So what’s the deal?
As the breast fills, the increased volume of milk causes the sticky fat globules to adhere to the walls of the alveoli and to each other. This means that when the letdown or milk ejection occurs and the milk moves down the ducts, that which is expelled first is lower in fat - because it has moved down without large amounts of fat (that’s still stuck higher up).
As this milk is released, it allows the fat to become dislodged and then this can also begin moving towards the nipple. Thus the milk gradually becomes fattier as volume within the breast decreases. At the end of a feed when the breast is nearly empty, fat moves freely and levels are at their highest.
"Foremilk" is just as valuable
Because the first milk can look more watery, it's common for people to feel it isn't as important or is less nutritious, yet this isn't the case. Lactose fuels brain-growth and as the breast drains, the fattier milk help baby to feel fuller for longer.
The fact is that there is no magical amount of time to spend at the breast as there are too many variables.
We know that whilst most women are capable of producing roughly the same mean amount over 24 hours, the amount held in the “initial store” varies from mum to mum (NOT related to breast size).
Babies also feed at different rates; some will be fast, effective “power feeders”, and others take their time as though savouring every mouthful. Much like adults really, how often at a table is everyone ready for a round at exactly the same time?
So let’s look at how trying to apply the rules often suggested works out.
Take a mum with a pretty typical supply - she puts baby to her breast and he gets a nice hit of thirst quenching lower fat milk. As he feeds the fat levels start to increase and he’s just starting to feel satiated. Suddenly the mum (looking at the clock) realises baby has been feeding for the x minutes she was advised to feed for and swaps him over to the other breast.
Any unprocessed lactose can sit fermenting and symptoms can be very similar to those of a dairy or secondary lactose intolerance, colic or reflux.
Baby b in contrast, has quickly and effectively munched his way through mum’s smaller initial store and is ready for another big hit rather than the drip drip he is receiving. He’s had lots of fatty milk from the first breast and so quite enjoys more quenching milk, like a mid meal beverage. He might even go on to empty that one too…
So two babies have responded completely differently to the same course of action.
This time, instead of swapping at x minutes – this mum is concerned about sticking to one breast as advised to ensure baby gets hindmilk. This suits baby a, as this time he gets to finish his feed.
Baby b however is as mentioned, ready for more big guns – but instead is repeatedly coaxed back on to the first breast. Eventually baby gives up and falls asleep or remains unsettled, crying then windy and wants to feed again 30 minutes later.
See why there are no hard and fast rules?
The only way to know how long to feed your baby and on which breast is to watch the baby – they are the ones feeding.

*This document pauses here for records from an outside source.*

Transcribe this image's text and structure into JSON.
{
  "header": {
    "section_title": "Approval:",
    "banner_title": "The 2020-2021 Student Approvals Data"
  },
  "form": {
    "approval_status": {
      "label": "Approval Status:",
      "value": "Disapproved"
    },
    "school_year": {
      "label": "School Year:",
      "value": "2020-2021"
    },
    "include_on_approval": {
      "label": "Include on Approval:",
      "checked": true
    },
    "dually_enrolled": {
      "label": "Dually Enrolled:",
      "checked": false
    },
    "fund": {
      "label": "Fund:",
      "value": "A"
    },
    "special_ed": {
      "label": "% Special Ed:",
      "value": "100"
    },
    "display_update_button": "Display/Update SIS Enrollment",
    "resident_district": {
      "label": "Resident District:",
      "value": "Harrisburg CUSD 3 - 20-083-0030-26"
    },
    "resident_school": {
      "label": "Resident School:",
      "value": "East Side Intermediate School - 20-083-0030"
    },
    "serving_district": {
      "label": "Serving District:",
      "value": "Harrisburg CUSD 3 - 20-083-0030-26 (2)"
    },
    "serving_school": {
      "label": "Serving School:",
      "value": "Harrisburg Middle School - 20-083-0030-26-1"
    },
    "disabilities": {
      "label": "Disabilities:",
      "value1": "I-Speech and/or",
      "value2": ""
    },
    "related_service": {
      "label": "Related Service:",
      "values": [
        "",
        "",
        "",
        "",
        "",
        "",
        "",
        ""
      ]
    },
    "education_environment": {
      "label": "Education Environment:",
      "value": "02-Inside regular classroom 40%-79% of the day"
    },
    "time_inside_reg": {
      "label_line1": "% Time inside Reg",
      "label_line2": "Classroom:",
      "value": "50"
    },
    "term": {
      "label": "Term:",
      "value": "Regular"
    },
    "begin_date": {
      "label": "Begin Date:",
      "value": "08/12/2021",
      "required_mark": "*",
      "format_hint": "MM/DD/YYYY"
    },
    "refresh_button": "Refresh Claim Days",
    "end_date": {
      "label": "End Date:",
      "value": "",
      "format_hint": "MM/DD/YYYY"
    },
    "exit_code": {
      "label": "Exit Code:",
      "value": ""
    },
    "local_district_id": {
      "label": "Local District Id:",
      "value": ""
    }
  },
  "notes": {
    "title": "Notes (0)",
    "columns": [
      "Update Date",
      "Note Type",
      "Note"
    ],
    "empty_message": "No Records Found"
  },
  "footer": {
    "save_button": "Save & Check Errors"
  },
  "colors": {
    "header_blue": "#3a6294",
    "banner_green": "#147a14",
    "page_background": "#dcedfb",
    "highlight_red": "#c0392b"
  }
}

When baby is feeding she will let you know she has finished with that side by either falling asleep or pulling away from the breast. This is likely to take roughly 10-20 minutes. Some babies do it in less and thrive, others slightly longer; but if baby is feeding for much longer ie 40 mins plus and then wants to do the same the other side or naps briefly and lightly before wanting to resume feeding (ie appearing hungry again) it may be worth seeking support to ensure baby is feeding effectively.
Babies can also pull away from the breast shortly into a feed due to discomfort and one reason for this might be they need to burp. So if baby pulls off after a few minutes of effective feeding - winding before reoffering the same breast can be an idea as sometimes they will then continue happily feeding.
If they had actually finished with that side, when reoffered baby will perhaps feed for a moment or two (or refuse outright) before repeating the sign to let you know they’ve done, ie sleeping or pulling away.
You can then offer the other side. Again there are no rules and if you need to run to the shops or drive to a baby group and baby is happy and content, you can always offer the other side when you get there or when baby lets you know they are ready for more. That’s the convenience and ease of breastfeeding over having to prepare and use something instantly.
Some babies will always have at least some of the second breast if not all, others will refuse – some will have two and some feeds and one at others. It's generally polite to offer, rather like being offered the desert menu in a restaurant.
As you get to know your baby you will recognise roughly how long they like to feed, whether they get windy and so on – until which side becomes as instinctive as lifting your top. Each mother and baby combination is unique but following your babies cues ensures you meet the needs of your baby.